The struggle to find meaning in meaningless work.

Philosophy · Rant

Motivation. Unmotivated. Struggle. Unfocussed. Futile. Questioning. Tired. Indifferent. Absurd.

These are all the words I drift towards when I try to describe the struggle, the inner urge to want to do something, but feeling an overwhelming sense of being unable to do so. I have periods, in fact very long periods, where I cannot “force” myself to do anything “productive” or “meaningful” at my job. The meaning of those words has become less clear recently. It’s like I’m fighting a battle with myself.

I believe that I need to see some kind of value, but again, I struggle to assign an exact meaning to the word “value” in something I do. I just know it when I see it, but I can’t pinpoint it.

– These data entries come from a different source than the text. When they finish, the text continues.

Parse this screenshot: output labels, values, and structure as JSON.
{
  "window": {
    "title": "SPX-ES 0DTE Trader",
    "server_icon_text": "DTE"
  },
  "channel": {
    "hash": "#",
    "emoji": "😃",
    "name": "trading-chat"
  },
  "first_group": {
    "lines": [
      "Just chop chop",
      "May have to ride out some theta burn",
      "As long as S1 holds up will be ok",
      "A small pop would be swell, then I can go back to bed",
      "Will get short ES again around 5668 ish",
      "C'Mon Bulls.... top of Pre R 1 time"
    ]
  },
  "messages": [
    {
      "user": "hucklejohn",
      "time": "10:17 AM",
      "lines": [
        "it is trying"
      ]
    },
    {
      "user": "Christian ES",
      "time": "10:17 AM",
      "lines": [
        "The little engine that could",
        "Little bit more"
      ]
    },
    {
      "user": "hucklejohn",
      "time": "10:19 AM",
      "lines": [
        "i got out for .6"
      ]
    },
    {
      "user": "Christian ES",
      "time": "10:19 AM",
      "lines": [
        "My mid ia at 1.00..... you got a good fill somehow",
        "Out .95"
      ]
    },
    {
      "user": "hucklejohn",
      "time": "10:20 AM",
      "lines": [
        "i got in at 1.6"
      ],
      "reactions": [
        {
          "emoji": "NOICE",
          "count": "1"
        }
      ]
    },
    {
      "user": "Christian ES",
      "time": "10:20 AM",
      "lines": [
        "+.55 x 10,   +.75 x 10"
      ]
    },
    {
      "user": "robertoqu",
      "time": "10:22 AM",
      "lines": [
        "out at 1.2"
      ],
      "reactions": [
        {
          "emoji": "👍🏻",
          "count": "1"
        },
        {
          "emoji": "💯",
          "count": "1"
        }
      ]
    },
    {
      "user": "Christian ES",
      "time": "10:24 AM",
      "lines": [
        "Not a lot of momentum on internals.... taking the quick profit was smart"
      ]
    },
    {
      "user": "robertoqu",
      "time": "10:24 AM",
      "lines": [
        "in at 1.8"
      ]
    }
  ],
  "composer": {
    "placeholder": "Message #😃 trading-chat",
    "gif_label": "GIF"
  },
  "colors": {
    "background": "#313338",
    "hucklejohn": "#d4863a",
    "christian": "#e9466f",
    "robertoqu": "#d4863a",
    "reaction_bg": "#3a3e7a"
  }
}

This search for value is usually a precursor to finding myself in an unpredictable oscillation between being highly motivated and totally disinterested, unmotivated, and completely apathetic to the situation and demands of the task at hand.

I regularly procrastinate, ruminate over, and toil with another arbitrary unit of work. An abstraction of value, a mere transactional exchange of hollow concepts and empty rhetoric. This Sisyphean labour pretends at creation while delivering only irrationality, offering the illusion of progress while actively undermining it. It is movement without direction, purpose masked as productivity.

I was paid spectacularly well, but nothing I produced had any value. No one I knew in the corporate world was producing any value, save for those who were completely deluding themselves. Even the most talented people spent all of their time trying (and failing) to stop uncaring amateurs and empty suits from blowing millions on nonsense.

— Nikhil Suresh, Why I Will Always Be Angry About Software Engineering

Paradoxically, outside the confines of work, I find myself immersed in personal projects. The contrast is revealing. It is not that my capacity for deep focus and sustained motivation is broken; it simply requires something I consider of authentic value - that same hard to pinpoint value. These personal projects don’t feel like pushing boulders up mountains; they feel like building something that might actually stay put. Here, I experience what Camus might call a revolt - the defiant creation of meaning in an otherwise indifferent universe.

Man stands face to face with the irrational. He feels within him his longing for happiness and for reason. The absurd is born of this confrontation between the human need and the unreasonable silence of the world.